Exhibitions

 Galerie Wagner + Partner
 Galerie Wagner + Partner

Csilla Klenyánszki

18.05.2018 – 01.07.2018

Vernissage: 18.05.2018, 19:00 - 21:00

Galerie WAGNER + PARTNER freut sich, mit Reminiscence of Being a Woman die erste Einzelausstellung von Csilla Klenyánszki in Deutschland zu präsentieren. Die Künstlerin setzt sich mit den Phänomenen von Zeit und Gender auseinander, die sie auf konzeptionelle, aber auch sehr spielerische Weise in seriellen Fotografien und Videoarbeiten umsetzt. Die Arbeiten basieren auf Quasi-Performances und Installationen, die die Künstlerin mit ihrem Körper und den sie umgebenden Alltagsgegenständen inszeniert. Fragen des Gleichgewichts – sowohl physikalisch als auch metaphorisch – bilden den Hintergrund von Klenyánszkis künstlerischer Herangehensweise.

Erwartungshaltungen, die an eine Frau gestellt werden, sowie die Objektifizierung der Frau kommentiert sie ironisch in der gleichlautenden Serie, wobei sie in einer Art semantischer Analyse auf Werke verschiedener künstlerischer Gattungen referiert. Angelehnt an einen literarischen Sprachgebrauch entspringt aus ihrem Schoß ein riesiger Blumenstrauß oder sie verwandelt einen Tisch mit Absatzschuhen in eine sich aufbäumende Stute. Auch berühmte Werke der Kunstgeschichte tauchen in der Serie auf: French Loaf zitiert das Motiv der liegenden Frau, sei es über Monets Olympia oder Tom Wesselmanns Pop Art, und kombiniert es mit Baguettestangen à la Dalí. Mit dem Foto Chair greift sie die soziale Plastik Erwin Wurms auf. 
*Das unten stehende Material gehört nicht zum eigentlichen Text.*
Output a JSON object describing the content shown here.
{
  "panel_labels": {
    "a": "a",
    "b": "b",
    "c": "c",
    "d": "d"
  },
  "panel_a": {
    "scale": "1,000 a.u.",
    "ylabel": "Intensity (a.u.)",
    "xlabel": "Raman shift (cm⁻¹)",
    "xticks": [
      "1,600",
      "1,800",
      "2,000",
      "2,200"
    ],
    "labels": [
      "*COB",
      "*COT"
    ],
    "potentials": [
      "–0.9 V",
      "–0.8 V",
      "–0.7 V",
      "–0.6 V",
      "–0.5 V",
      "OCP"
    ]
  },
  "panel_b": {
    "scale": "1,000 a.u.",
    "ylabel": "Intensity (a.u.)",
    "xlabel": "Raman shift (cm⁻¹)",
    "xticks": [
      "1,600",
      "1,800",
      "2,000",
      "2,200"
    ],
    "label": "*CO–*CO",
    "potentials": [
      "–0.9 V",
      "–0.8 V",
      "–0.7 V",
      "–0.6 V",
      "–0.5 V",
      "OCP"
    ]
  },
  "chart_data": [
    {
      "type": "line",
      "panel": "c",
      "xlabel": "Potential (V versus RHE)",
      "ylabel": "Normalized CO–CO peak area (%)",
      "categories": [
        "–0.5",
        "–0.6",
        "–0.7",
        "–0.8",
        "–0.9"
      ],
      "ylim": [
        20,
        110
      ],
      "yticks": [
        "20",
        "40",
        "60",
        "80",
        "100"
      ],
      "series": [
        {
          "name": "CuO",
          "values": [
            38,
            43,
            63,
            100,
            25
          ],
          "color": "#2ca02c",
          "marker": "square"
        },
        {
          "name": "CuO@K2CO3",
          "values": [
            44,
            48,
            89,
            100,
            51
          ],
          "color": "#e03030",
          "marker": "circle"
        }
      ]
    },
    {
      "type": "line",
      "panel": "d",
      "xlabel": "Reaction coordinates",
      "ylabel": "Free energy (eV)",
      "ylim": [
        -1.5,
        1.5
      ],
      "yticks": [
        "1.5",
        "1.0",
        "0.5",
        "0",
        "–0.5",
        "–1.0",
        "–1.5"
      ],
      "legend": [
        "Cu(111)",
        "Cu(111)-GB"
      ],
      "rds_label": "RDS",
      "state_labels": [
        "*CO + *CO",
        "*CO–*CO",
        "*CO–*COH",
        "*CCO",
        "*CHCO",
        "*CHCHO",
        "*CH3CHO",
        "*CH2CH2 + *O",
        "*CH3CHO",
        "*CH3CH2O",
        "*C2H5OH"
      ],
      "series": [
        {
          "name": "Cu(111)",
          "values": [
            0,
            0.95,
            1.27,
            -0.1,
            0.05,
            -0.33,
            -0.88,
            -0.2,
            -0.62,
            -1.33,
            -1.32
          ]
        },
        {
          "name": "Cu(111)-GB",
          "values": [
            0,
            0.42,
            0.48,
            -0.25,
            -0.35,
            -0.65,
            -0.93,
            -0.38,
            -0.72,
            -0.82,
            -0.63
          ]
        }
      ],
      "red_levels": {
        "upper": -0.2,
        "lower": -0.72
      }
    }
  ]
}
Als 30-Minuten-Installationen bezeichnet die Künstlerin die Serie Pillars of Home, in der sie aus ihrem häuslichen Lebensumfeld scheinbar zufällig ausgewählte Alltagsgegenstände zu fragilen Gebilden auftürmt. Diese absurden, wie unter dem Ticken einer Stoppuhr entstandenen Skulpturen, die Klenyánszki in einer Fotoserie von 98 Arbeiten festgehalten hat, überzeugen einerseits durch ihre Bild- und Farbkomposition, durch ein Spiel mit Gegenständlichkeit, Dynamik und Abstraktion. Sie vereinen Gegenstände des künstlerischen Schaffens wie ein Fotostativ mit Freizeit- und Haushaltsgegenständen als Symbole einer Lebenswelt. Andererseits werfen Klenyánszkis Installationen die Frage auf, was es bedeutet, freischaffend und junge Mutter zu sein. Hier erhält ihre Suche nach dem Gleichgewicht eine andere Dimension. Vorsichtig in ein Equilibrium gebracht und eingeklemmt zwischen Fußboden und Zimmerdecke, erhalten zerbrechliche Zustände eine gewisse vorübergehende Stabilität.

Csilla Klenyánszki wurde 1986 in Budapest  geboren. Sie lebt und arbeitet in Amsterdam. Nach einem Studium der Literatur- und Kommunikationswissenschaften in ihrer Heimatstadt studierte sie 2008 - 2012 Fotografie an der Willem-de-Kooning-Academy in Rotterdam. Nach einer Förderung durch das Centrum Beeldende Kunst Rotterdam erhielt sie 2016 ein Stipendium des Mondriaan Fonds, Amsterdam, mit dessen Preisgeld sie u. a. das Programm Mothers in Arts ins Leben gerufen hat.